No ludzie, w ten sposób nie można uprawiać propagandy. A przecież tekst Boyera można ściagnąć od niego z domu.
Tekst Boyera wart przeczytania, choć niczego odkrywczego w nim nie znalazłem. Chyba najciekawsza jest
A zresztą, zacytuję ten kawałek, co mi szkodzi:
Finally, studies of social and evolutionary psychology demonstrate a specifically human coalitional capacity, which impacts on religion. Humans are unique among animals in maintaining large, stable coalitions of unrelated individuals, strongly bonded by mutual trust. Humans evolved the cognitive tools to achieve this. They know how to gauge others’ reliability. They can recall episodes of interaction and infer what people’s characters are like. They can emit and detect costly, hard-to-fake signals of commitment.
This coalitional psychology is involved in the dynamics of public religious commitment. When people proclaim their adherence to a particular faith, they subscribe to claims for which there is no evidence, and that would be taken as obviously wrong or ridiculous in other religious groups. This signals a willingness to embrace the group’s particular norm for no other reason than that it is, precisely, the group’s norm.

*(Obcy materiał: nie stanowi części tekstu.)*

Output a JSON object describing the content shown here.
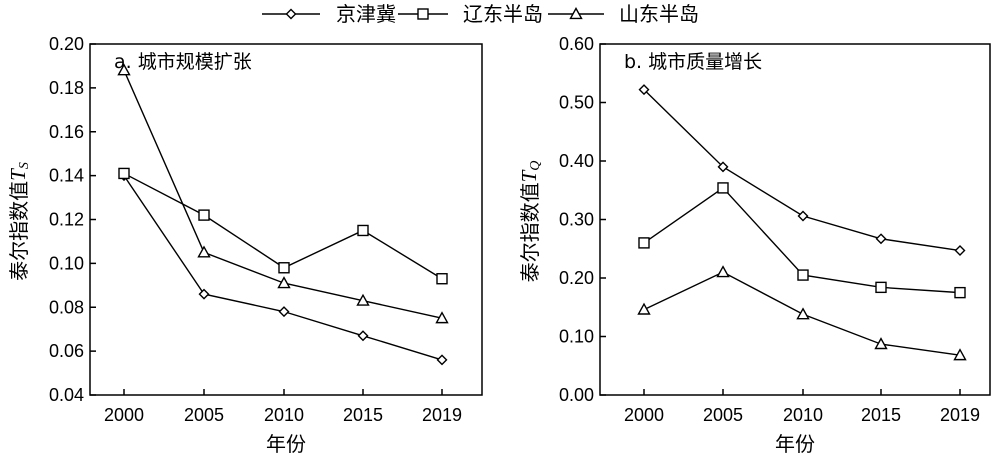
{
  "legend": {
    "items": [
      {
        "name": "京津冀",
        "marker": "diamond"
      },
      {
        "name": "辽东半岛",
        "marker": "square"
      },
      {
        "name": "山东半岛",
        "marker": "triangle"
      }
    ]
  },
  "chart_data": [
    {
      "type": "line",
      "title": "a. 城市规模扩张",
      "xlabel": "年份",
      "ylabel": "泰尔指数值",
      "ylabel_sub": "S",
      "ylabel_var": "T",
      "categories": [
        "2000",
        "2005",
        "2010",
        "2015",
        "2019"
      ],
      "ylim": [
        0.04,
        0.2
      ],
      "yticks": [
        "0.04",
        "0.06",
        "0.08",
        "0.10",
        "0.12",
        "0.14",
        "0.16",
        "0.18",
        "0.20"
      ],
      "series": [
        {
          "name": "京津冀",
          "marker": "diamond",
          "values": [
            0.14,
            0.086,
            0.078,
            0.067,
            0.056
          ]
        },
        {
          "name": "辽东半岛",
          "marker": "square",
          "values": [
            0.141,
            0.122,
            0.098,
            0.115,
            0.093
          ]
        },
        {
          "name": "山东半岛",
          "marker": "triangle",
          "values": [
            0.188,
            0.105,
            0.091,
            0.083,
            0.075
          ]
        }
      ]
    },
    {
      "type": "line",
      "title": "b. 城市质量增长",
      "xlabel": "年份",
      "ylabel": "泰尔指数值",
      "ylabel_sub": "Q",
      "ylabel_var": "T",
      "categories": [
        "2000",
        "2005",
        "2010",
        "2015",
        "2019"
      ],
      "ylim": [
        0.0,
        0.6
      ],
      "yticks": [
        "0.00",
        "0.10",
        "0.20",
        "0.30",
        "0.40",
        "0.50",
        "0.60"
      ],
      "series": [
        {
          "name": "京津冀",
          "marker": "diamond",
          "values": [
            0.522,
            0.39,
            0.306,
            0.267,
            0.247
          ]
        },
        {
          "name": "辽东半岛",
          "marker": "square",
          "values": [
            0.26,
            0.354,
            0.205,
            0.184,
            0.175
          ]
        },
        {
          "name": "山东半岛",
          "marker": "triangle",
          "values": [
            0.146,
            0.21,
            0.138,
            0.087,
            0.068
          ]
        }
      ]
    }
  ]
}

DODANE: Historyjka z "szibbolet" w naszym Piśmie Świętym
Podliczyłem entuzjastycznych ateistów – stosunek płci tam prawie 1:4 (kobiet mniej). Bez Boga można, ale z ćwiercią kobiety?
12 komentarzy:
Panie Kwiku, ale ło so chozi? Kto nie chce, nie musi. Jak z filmami w Kino LAB. Ale ja nie o tym. Muszę wykazać się małością (rewanżując się za liczne potknięcia własne, które z kolei Pan wyłapał:-) i zapytać, czy jest Pan przekonany, że wyraz "płęta" istnieje? :-)
Historia biblijna wery ciekawa. Dobry przykład na to, że od pewnego czasu nic nowego się nie mówi. Z brytyjskimi ateistami i teistami włącznie.
Pozdrowienia,
referent
Bardzo ciekawy ten artykuł, choć rzeczywiście jakoś bardzo odkrywczy to niekoniecznie. Swoją drogą jak ostatnio czytałam - oczywiście w przekładzie ;) - teksty sumeryjskie (te najwcześniejsze, nieprzetworzone przez Akadyjczyków, Babilończyków i inne plemiona semickie), to podobne myśli mnie nachodziły jak niektóre zawarte w tym artykule (w kawałku poświęconym antropomorfizacji).

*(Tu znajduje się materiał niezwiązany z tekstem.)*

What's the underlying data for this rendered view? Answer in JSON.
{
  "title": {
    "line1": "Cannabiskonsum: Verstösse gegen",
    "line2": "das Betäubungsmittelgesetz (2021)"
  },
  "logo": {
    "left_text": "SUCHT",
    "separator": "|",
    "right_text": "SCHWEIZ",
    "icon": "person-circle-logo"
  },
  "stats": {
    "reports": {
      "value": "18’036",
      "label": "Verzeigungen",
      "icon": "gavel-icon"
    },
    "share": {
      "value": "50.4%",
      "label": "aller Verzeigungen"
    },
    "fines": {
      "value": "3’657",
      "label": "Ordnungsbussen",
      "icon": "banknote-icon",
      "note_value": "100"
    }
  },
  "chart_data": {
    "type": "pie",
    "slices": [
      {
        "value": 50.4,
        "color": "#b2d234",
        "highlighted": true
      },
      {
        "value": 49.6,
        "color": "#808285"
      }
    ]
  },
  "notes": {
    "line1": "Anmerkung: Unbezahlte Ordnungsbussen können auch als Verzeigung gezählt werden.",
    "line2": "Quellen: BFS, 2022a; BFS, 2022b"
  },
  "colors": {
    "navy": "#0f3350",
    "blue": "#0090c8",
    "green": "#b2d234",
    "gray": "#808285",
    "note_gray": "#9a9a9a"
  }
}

A teraz jestem z kolei pod koniec lektury książki Jane Goodall o szympansach i tak sobie myślę, jak niewiele im brakuje do wymyślenia (odkrycia?) religii..
Poprawiłem, nie muszę być oryginalny, skoro już raz spolszczono pointę (czego nie byłem w pełni świadom) to na razie wystarczy. Dopóki ludzie nie zaczną mówić pu-enta :)
Chodzi właśnie o to, co Pan wychwycił w dwóch ostatnich zdaniach. Chodzi o dzielenie na swoich/obcych. I jeszcze chodzi o prozelityzm. Katolicy zdaje się powinni namawiać innych na zostanie katolikami, ateiści oczywiście nie muszą. Ale odnoszę wrażenie, że po zamachu na WTC ruszyła dość nachalna propaganda ateistyczna, tak jakby rzeczywiście Allah zawinił. Byłaby to już trzecia ofensywa ateizmu, po rewolucji francuskiej i październikowej. Mnie się taki hardcorowy ateizm w ogóle nie podoba, bo ja jestem ateistą ekumenicznym. I jakoś nie czuję się specjalnie oświecony czy wręcz "bright".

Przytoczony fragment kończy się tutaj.